Built-In Observability for Every LLM Request
Most LLM observability problems start with a gap in coverage: traces exist for some services, some providers, or some code paths, but not every request that leaves the application. When a team runs three or more LLM providers, instruments them with different SDKs, and ships changes weekly, the result is partial visibility into spend, latency, and failures. Bifrost, the open-source LLM gateway built in Go by Maxim AI, captures structured observability for every request that passes through it, with no per-service instrumentation and no impact on request latency. This post covers how the LLM gateway approach makes observability the default rather than a follow-up project, and how to wire Bifrost into existing monitoring stacks.
What Is Built-In LLM Observability
Built-in LLM observability is request-level tracing, metrics, and logging that the LLM gateway captures automatically for every model call, without requiring changes to application code. Instead of instrumenting each service that talks to a provider, teams route traffic through a single control point that records inputs, outputs, tokens, cost, and latency for every request and exports that data to existing tools.
LLM observability differs from traditional application monitoring in what it has to record. A single request carries a prompt, model parameters, a provider and model selection, token counts on both sides, a USD cost, and a latency profile that includes time to first token for streaming responses.
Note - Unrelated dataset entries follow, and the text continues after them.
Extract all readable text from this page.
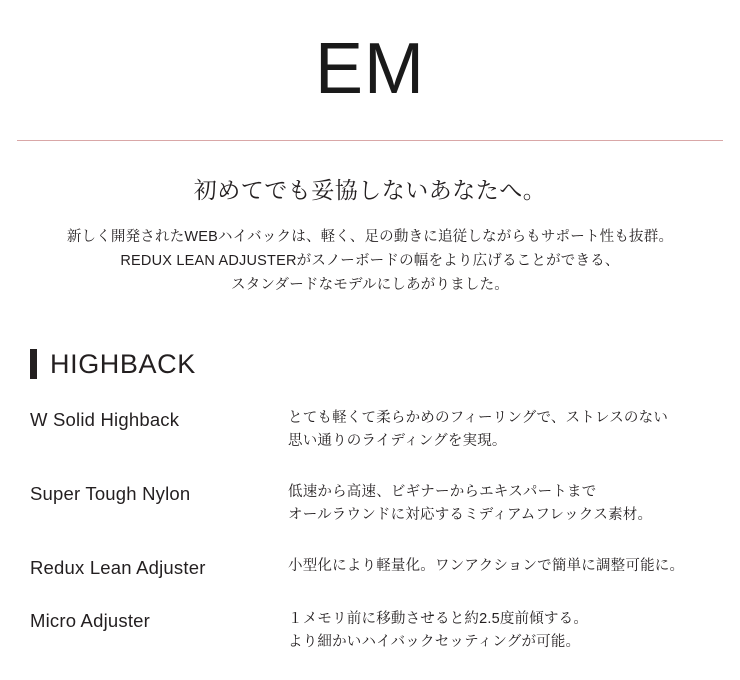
EM
初めてでも妥協しないあなたへ。
新しく開発されたWEBハイバックは、軽く、足の動きに追従しながらもサポート性も抜群。
REDUX LEAN ADJUSTERがスノーボードの幅をより広げることができる、
スタンダードなモデルにしあがりました。
HIGHBACK
W Solid Highback	とても軽くて柔らかめのフィーリングで、ストレスのない
思い通りのライディングを実現。
Super Tough Nylon	低速から高速、ビギナーからエキスパートまで
オールラウンドに対応するミディアムフレックス素材。
Redux Lean Adjuster	小型化により軽量化。ワンアクションで簡単に調整可能に。
Micro Adjuster	１メモリ前に移動させると約2.5度前傾する。
より細かいハイバックセッティングが可能。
Capturing this consistently across providers is the core challenge, and it is the reason gateway-level capture is more reliable than scattered per-service instrumentation.
The shift toward a shared standard is underway across the industry. The OpenTelemetry GenAI semantic conventions define a consistent vocabulary for LLM spans, including request model, input and output token usage, and finish reasons, so traces are comparable across frameworks and vendors. Bifrost emits traces in this format, which means observability data from the gateway lands in your backend already aligned with the standard.
Why Per-Request Observability Matters for AI Teams
Per-request observability matters because LLM spend, latency, and failure modes are difficult to predict and easy to miss in aggregate dashboards. A feature that costs a fraction of a cent per call becomes a five-figure monthly line item at scale, and the cost is invisible until someone breaks it down by user, feature, model, or provider. The same is true for latency regressions and silent error patterns that only appear when you can drill into individual traces.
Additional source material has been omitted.